# Is this alternative definition of manifolds correct?

This question is related to this one on MathOverflow, although somewhat different. It is also clearly related to a previous question of mine, although hopefully not a duplicate.

Question: The "usual" definition of manifold is (1) locally Euclidean, (2) Hausdorff, (3) second countable. Another commonly used, but weaker, definition is (1) locally Euclidean, (2) metrizable.

Is the following definition equivalent to the "usual" definition?

$$\text{(1) locally Euclidean (2) metrizable (3) separable}\iff \\ \text{(1) locally Euclidean (2) Hausdorff (3) second countable} ?$$

Attempt:

$\implies$ Obviously metrizable implies Hausdorff. Moreover, for metrizable spaces, separability and second countability are equivalent, so metrizable+separable implies second countable.

$\impliedby$ Locally Euclidean implies locally metrizable (since Euclidean space is metrizable). Locally Euclidean implies locally compact, and as in this question on Math.SE, locally compact+Hausdorff+second countable implies paracompact. Then a theorem of Smirnov says that locally metrizable+Hausdorff+paracompact implies metrizable.
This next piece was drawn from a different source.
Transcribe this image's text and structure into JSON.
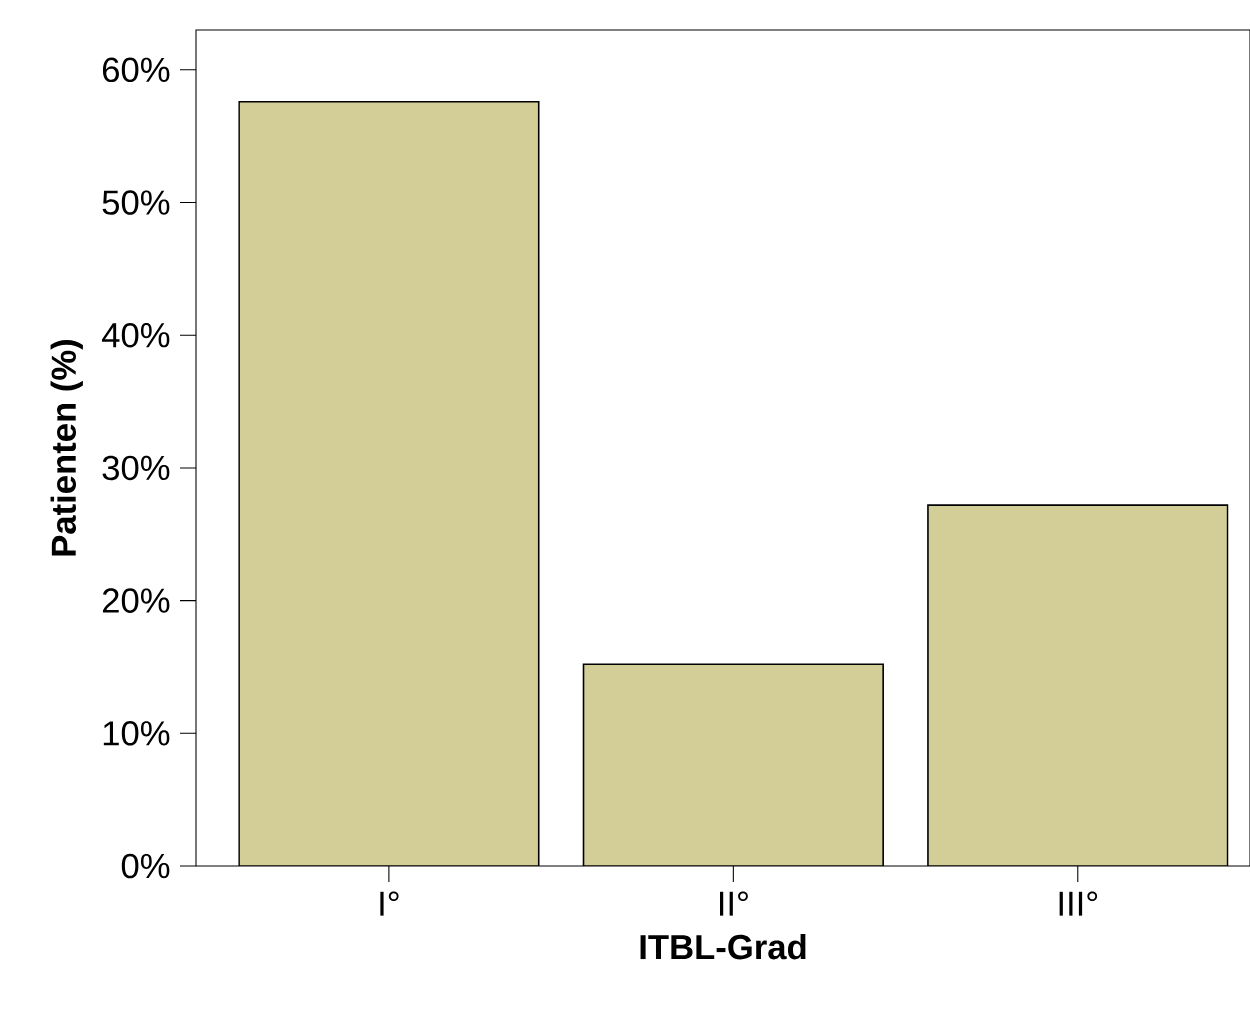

Note: This result doesn't really seem useful to me. It popped in my head the other day and I figured it would make sense to double-check and/or to let anyone else see it who might be interested.

Also, the above is also equivalent to:

$$\text{(1) locally Euclidean (2) metrizable (3) Lindelöf}$$

since, for metrizable spaces, separable $\iff$ second countable $\iff$ Lindelöf.

Also worth mentioning: the above is also equivalent to:

$$\text{(1) locally Euclidean (2) embeddable in some Euclidean space}$$

This follows in one direction from the fact that every subspace of a metrizable space is metrizable, and every subspace of a second countable space is second countable. The other direction is nontrivial, the Whitney embedding theorem.